Georgia claqua des doigts. « C'est ça. »
Ralph grogna. « Je déteste quand vous faites équipe. »
« Nous sommes la voix de la raison, » dit Georgia avec un sourire satisfait.
Ralph se frotta les tempes. « Je pense juste que tu devrais lui parler avant de tout brûler. »
Je me mordis la lèvre. Peut-être. Mais brûler les choses était ma spécialité.
Bientôt, le vent se leva, tranchant à travers mon pull, et je frissonnai. La bouteille de vin était vide, et la journée de travail de demain se profilait comme une guillotine.
Georgia bâilla, s'étirant. « Il fait un froid de canard ici. J'en ai marre—je dois être en forme demain. »
Ralph hocha la tête, se levant du canapé. « Ouais, moi aussi. On y va. »
« Allez-y, » dis-je en leur faisant signe. « J'ai besoin d'un moment. »
« Tu es sûre ? » demanda Georgia, inquiète.
Je hochai la tête. « Ne vous inquiétez pas pour moi. »
Ils haussèrent les épaules, prirent leurs tasses et descendirent les escaliers, leurs pas s'estompant. Je restai assise, la chaise pivotante grinçant sous moi, les mots de Ralph tournant en boucle dans ma tête. Ma gorge se serra, et avant que je puisse m'en empêcher, des larmes coulèrent—chaudes, désordonnées, furieuses. Je me frottai le visage, marmonnant, « Stupide devoir de meute de lycans. »
Le toit semblait trop silencieux maintenant, trop vaste. Je plissai les yeux vers les ombres près de l'unité de climatisation—rien que des coins sombres et du vent.
Je soufflai brusquement, me forçant à rire de moi-même. « Jésus, Tilly.
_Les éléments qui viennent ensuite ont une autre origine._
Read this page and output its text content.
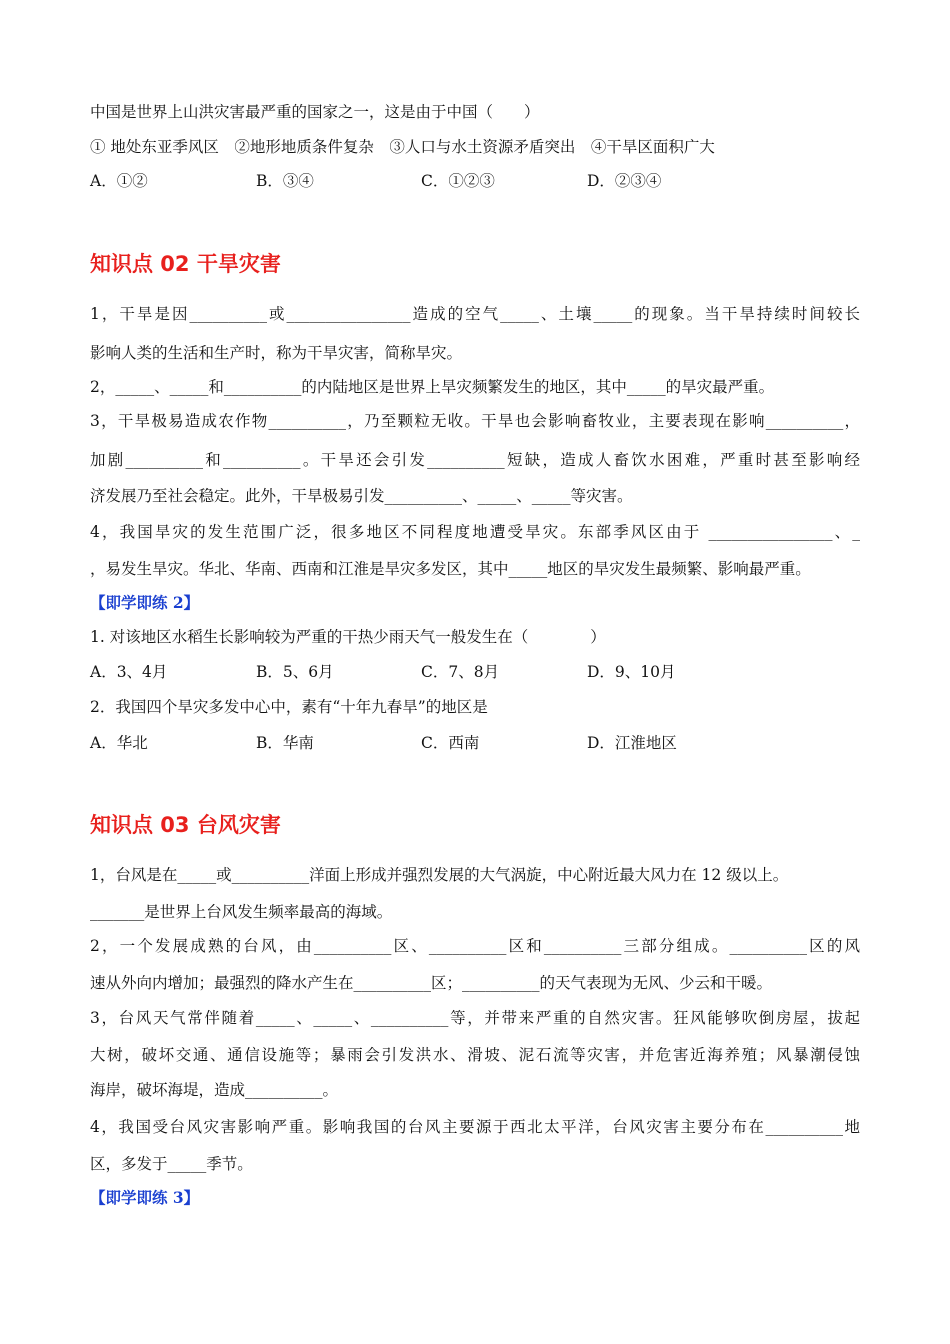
中国是世界上山洪灾害最严重的国家之一，这是由于中国（　　）
① 地处东亚季风区　②地形地质条件复杂　③人口与水土资源矛盾突出　④干旱区面积广大
A．①②	B．③④	C．①②③	D．②③④
知识点 02 干旱灾害
1，干旱是因__________或________________造成的空气_____、土壤_____的现象。当干旱持续时间较长
影响人类的生活和生产时，称为干旱灾害，简称旱灾。
2，_____、_____和__________的内陆地区是世界上旱灾频繁发生的地区，其中_____的旱灾最严重。
3，干旱极易造成农作物__________，乃至颗粒无收。干旱也会影响畜牧业，主要表现在影响__________，
加剧__________和__________。干旱还会引发__________短缺，造成人畜饮水困难，严重时甚至影响经
济发展乃至社会稳定。此外，干旱极易引发__________、_____、_____等灾害。
4，我国旱灾的发生范围广泛，很多地区不同程度地遭受旱灾。东部季风区由于 ________________、_
，易发生旱灾。华北、华南、西南和江淮是旱灾多发区，其中_____地区的旱灾发生最频繁、影响最严重。
【即学即练 2】
1. 对该地区水稻生长影响较为严重的干热少雨天气一般发生在（　　　　）
A．3、4月	B．5、6月	C．7、8月	D．9、10月
2．我国四个旱灾多发中心中，素有“十年九春旱”的地区是
A．华北	B．华南	C．西南	D．江淮地区
知识点 03 台风灾害
1，台风是在_____或__________洋面上形成并强烈发展的大气涡旋，中心附近最大风力在 12 级以上。
_______是世界上台风发生频率最高的海域。
2，一个发展成熟的台风，由__________区、__________区和__________三部分组成。__________区的风
速从外向内增加；最强烈的降水产生在__________区；__________的天气表现为无风、少云和干暖。
3，台风天气常伴随着_____、_____、__________等，并带来严重的自然灾害。狂风能够吹倒房屋，拔起
大树，破坏交通、通信设施等；暴雨会引发洪水、滑坡、泥石流等灾害，并危害近海养殖；风暴潮侵蚀
海岸，破坏海堤，造成__________。
4，我国受台风灾害影响严重。影响我国的台风主要源于西北太平洋，台风灾害主要分布在__________地
区，多发于_____季节。
【即学即练 3】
Un verre de merlot bon marché et tu te comportes comme dans un film d'horreur. »
Je respirai profondément, mais alors une sensation de picotement monta le long de ma colonne vertébrale. Je me figeai. Parce que dans le coin le plus éloigné, quelque chose bougea. Une forme dans les ombres.
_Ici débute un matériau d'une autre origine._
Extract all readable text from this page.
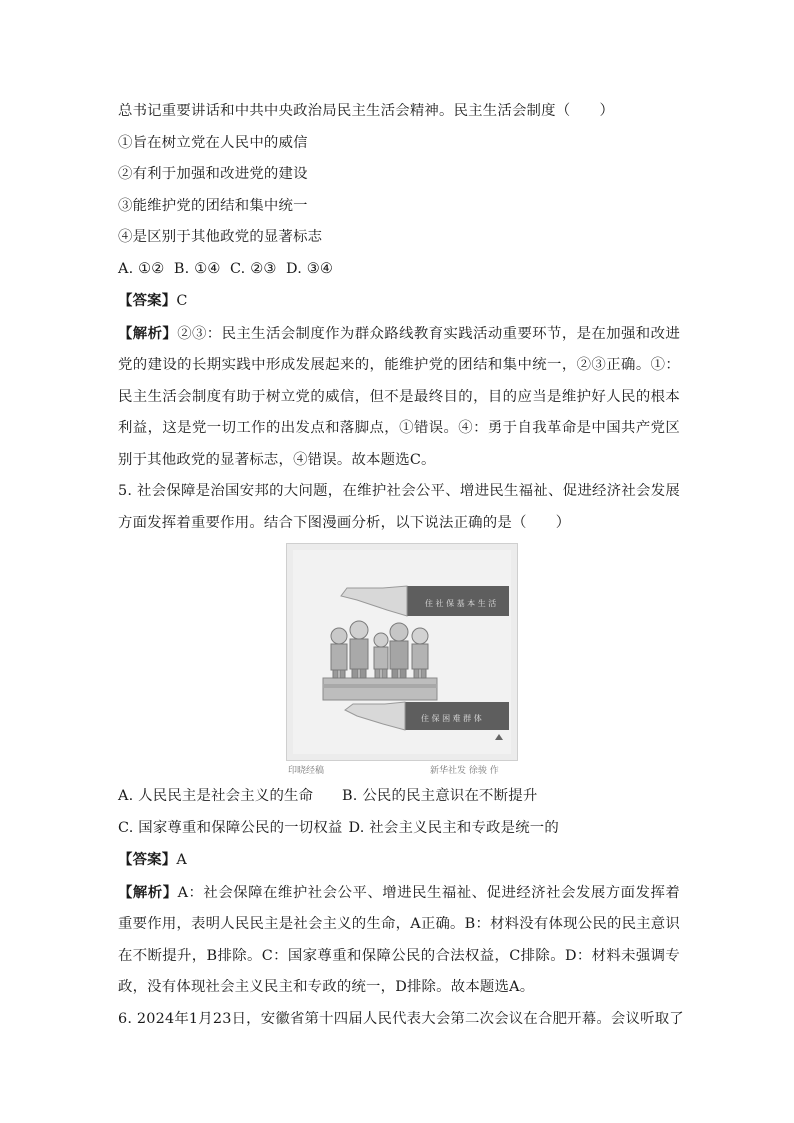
总书记重要讲话和中共中央政治局民主生活会精神。民主生活会制度（　　）
①旨在树立党在人民中的威信
②有利于加强和改进党的建设
③能维护党的团结和集中统一
④是区别于其他政党的显著标志
A. ①②  B. ①④  C. ②③  D. ③④
【答案】C
【解析】②③：民主生活会制度作为群众路线教育实践活动重要环节，是在加强和改进党的建设的长期实践中形成发展起来的，能维护党的团结和集中统一，②③正确。①：民主生活会制度有助于树立党的威信，但不是最终目的，目的应当是维护好人民的根本利益，这是党一切工作的出发点和落脚点，①错误。④：勇于自我革命是中国共产党区别于其他政党的显著标志，④错误。故本题选C。
5. 社会保障是治国安邦的大问题，在维护社会公平、增进民生福祉、促进经济社会发展方面发挥着重要作用。结合下图漫画分析，以下说法正确的是（　　）
住 社 保 基 本 生 活
住 保 困 难 群 体
印晓经稿	新华社发 徐骏 作
A. 人民民主是社会主义的生命	B. 公民的民主意识在不断提升
C. 国家尊重和保障公民的一切权益 D. 社会主义民主和专政是统一的
【答案】A
【解析】A：社会保障在维护社会公平、增进民生福祉、促进经济社会发展方面发挥着重要作用，表明人民民主是社会主义的生命，A正确。B：材料没有体现公民的民主意识在不断提升，B排除。C：国家尊重和保障公民的合法权益，C排除。D：材料未强调专政，没有体现社会主义民主和专政的统一，D排除。故本题选A。
6. 2024年1月23日，安徽省第十四届人民代表大会第二次会议在合肥开幕。会议听取了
Mon pouls s'emballa. Ma première pensée fut un raton laveur. Ma deuxième pensée fut un meurtrier. Ma troisième pensée fut que j'allais me ridiculiser, et pourtant, ma bouche me trahit quand même.
« Bonjour ? »
Aucune réponse.
L'ombre ne bougea pas, mais elle ne semblait pas... immobile non plus. C'était le genre de présence que l'on ressent avant de voir—le genre qui fait hurler vos instincts même quand la logique vous dit qu'il n'y a rien.
Je déglutis, plissant les yeux de nouveau, essayant de m'habituer à l'obscurité. Mon souffle sortait en bouffées irrégulières. Peut-être que ce n'était qu'un jeu de lumière. Peut-être que j'étais paranoïaque.
Je clignai des yeux.
L'ombre avait disparu.
Et puis—si doux, si fugace que je me convainquis presque de l'avoir imaginé—quelque chose de froid effleura ma joue.
Pas le vent. Autre chose.
Je haletai et me retournai, le cœur battant à tout rompre, les mains serrées en poings comme si je pouvais donner un coup de poing à un fantôme si nécessaire.
Rien.
Le toit était toujours vide. La ville bourdonnait, indifférente.
Je laissai échapper un souffle tremblant, mes doigts tremblant alors que je portai la main à ma joue. Elle brûlait encore de froid.